Visite au centre de rétention de Vincennes
Ce matin, avec 2 collègues sénateurs socialistes, Roger Madec et Serge Lagauche, je me suis rendu au centre de rétention administrattif de Vincennes y exercer mon droit de visite de parlementaire.
J'ai été alerté sur la situation dans ce centre, comme beaucoup d'entre vous par la décision de nombreux retenus (130 lundi dernier) d'entamer une grève de la faim. Cette décision ne m'a pas surpris car j'avais déjà eu l'occasion de me rendre dans ce centre l'année dernière. J'y avais constaté des mauvaises conditions d'acceuil et de rétention.

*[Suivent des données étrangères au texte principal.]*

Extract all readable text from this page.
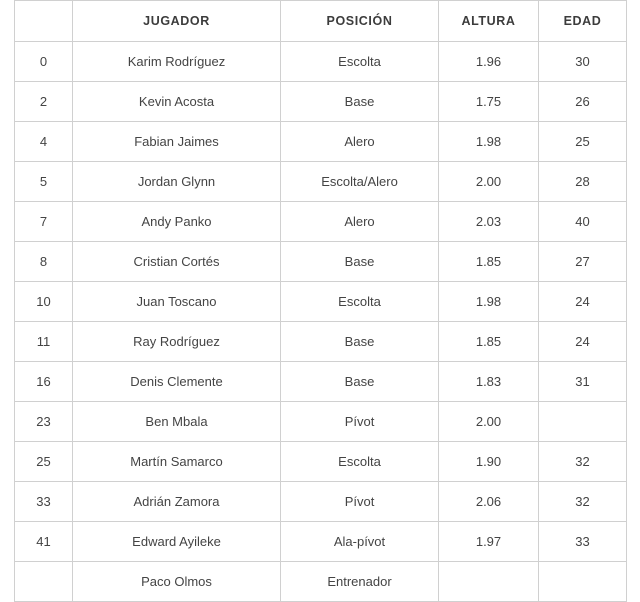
	JUGADOR	POSICIÓN	ALTURA	EDAD
0	Karim Rodríguez	Escolta	1.96	30
2	Kevin Acosta	Base	1.75	26
4	Fabian Jaimes	Alero	1.98	25
5	Jordan Glynn	Escolta/Alero	2.00	28
7	Andy Panko	Alero	2.03	40
8	Cristian Cortés	Base	1.85	27
10	Juan Toscano	Escolta	1.98	24
11	Ray Rodríguez	Base	1.85	24
16	Denis Clemente	Base	1.83	31
23	Ben Mbala	Pívot	2.00	
25	Martín Samarco	Escolta	1.90	32
33	Adrián Zamora	Pívot	2.06	32
41	Edward Ayileke	Ala-pívot	1.97	33
	Paco Olmos	Entrenador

Vous pouvez d'ailleurs trouver le compte rendu que j'avais fait à l'époque pour les dénoncer, en cliquant ici.
Des travaux ont été effectués et les conditions paraissent globalement meillleures qu'il y a un an, même si ce lieu demeure un lieu carcéral (ce qu'il n'est pas censé être juridiquement), et peu transparent.
Mais il faut s'attendre à une dégradation de la situation dans les semaines à venir, car le projet d'extension qu'on m'avait présenté il y a un an pour permettre d'agrandir les lieux d'accueil et les espaces communs, mais aussi pour augmenter de 76 lits les capacités du centre, s'est transformé. En effet c'est une augmentation de 140 lits qui est à l'oeuvre d'ici décembre prochain, sans doublement des espaces, des moyens et des personnels. Dans les faits il y aura encore moins d'espace par "retenu" qu'il y a un an.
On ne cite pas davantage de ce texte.